When it comes to the supernatural, a one-on-one experience is the only way to convince someone that something is real. We’ve all grown up watching movies where evil spirits haunt a family and while most of us would like to believe that they are fantasies, it is pretty real for the one’s experiencing it. Thus, what Shanon Alexander does with his documentary “It’s Coming” is something truly audacious. Much like his previous effort (the 2022 documentary “Sex, Love, Misery: New New York”), he puts himself in on the experience, allowing us to follow along. The result is an occasionally unnerving tête-à-tête with the supernatural.
Choosing New York City as his focal point again; possibly because he is more comfortable filming and finding stories that he is somehow a part of, Alexander’s “It’s Coming” came to existence when he traced one of the legit cases out of the many requests for exorcism that local churches used to get. It led him to Ashley Roland, a mother of 5 living in her ancestral home in Brooklyn. What we see in the documentary is part of what Ashley and her children (3 of who appear in the film in a recurring fashion) face in a house that is haunted by multiple spirits who seem to communicate with them.

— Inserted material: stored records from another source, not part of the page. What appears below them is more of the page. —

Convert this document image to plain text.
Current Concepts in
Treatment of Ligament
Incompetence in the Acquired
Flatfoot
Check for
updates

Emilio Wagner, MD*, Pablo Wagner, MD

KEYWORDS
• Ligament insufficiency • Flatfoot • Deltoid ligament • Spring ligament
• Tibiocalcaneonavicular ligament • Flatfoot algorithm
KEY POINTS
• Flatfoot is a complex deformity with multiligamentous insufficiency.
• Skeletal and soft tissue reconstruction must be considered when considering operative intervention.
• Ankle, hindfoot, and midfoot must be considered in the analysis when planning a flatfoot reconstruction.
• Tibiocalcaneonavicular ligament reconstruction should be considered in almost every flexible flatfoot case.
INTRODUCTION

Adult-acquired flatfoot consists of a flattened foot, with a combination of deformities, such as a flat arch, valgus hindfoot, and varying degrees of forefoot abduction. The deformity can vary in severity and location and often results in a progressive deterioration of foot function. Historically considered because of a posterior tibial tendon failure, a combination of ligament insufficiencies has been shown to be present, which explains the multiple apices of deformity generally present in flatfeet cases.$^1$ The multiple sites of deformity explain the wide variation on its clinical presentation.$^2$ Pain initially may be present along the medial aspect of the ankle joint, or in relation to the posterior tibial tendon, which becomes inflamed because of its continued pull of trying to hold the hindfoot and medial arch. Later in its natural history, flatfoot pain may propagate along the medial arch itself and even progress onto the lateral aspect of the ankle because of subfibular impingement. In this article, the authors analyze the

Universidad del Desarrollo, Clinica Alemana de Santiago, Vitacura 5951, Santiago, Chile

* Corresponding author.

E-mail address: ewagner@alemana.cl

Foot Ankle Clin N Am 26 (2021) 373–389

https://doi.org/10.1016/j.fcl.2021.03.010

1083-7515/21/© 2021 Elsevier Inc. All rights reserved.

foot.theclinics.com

After a brief introduction to what Ashley is going through in the house; shadowy, black-colored figures are mentioned now and again, we are also clued into the malevolent nature of these spirits via small acts of displeasure. At one point in the movie, the boom mic that is used in the production suddenly swung towards Ashley and for a hot second I lost my cool. Then there are some really creepy confessions that Ashley’s son Javier makes, claiming to be friends with one of the spirits that really gets to you.
The filmmaker, possibly as an experiment to capture the paranormal can be heard behind the camera communicating with the children and Ashley. I dig the approach because we can get this non-judgmental and curious middle ground for a person who doesn’t believe in the paranormal, as well as a person who does. The director carefully probes through Ashley, asking the right questions at the right time, but the way he is able to get more than what their mother could out of the children, especially from his interactions with Javier gives the film a chilling edge. Additionally, the fact that the film, in some way, is able to take a swing at generational trauma without actually forcing it into the narrative. We only get to know that through Ashley, who has been having experiences with spirits since she was 11 years old, and once she got into her ancestral home, her children also started experiencing it.
There’s more than enough for you to be engaged but at 1 hour 28 minutes, the documentary does feel pretty stretched out and repetitive. It is also not as terrifying for hardcore horror movie fans and only manages to be creepy and unsettling in the middle section of the runtime. The introductory act and the final third feel uneventual, in spite of featuring a full-on exorcism of sorts. That said, there are parts of it that do feel unsettling and I would recommend watching it.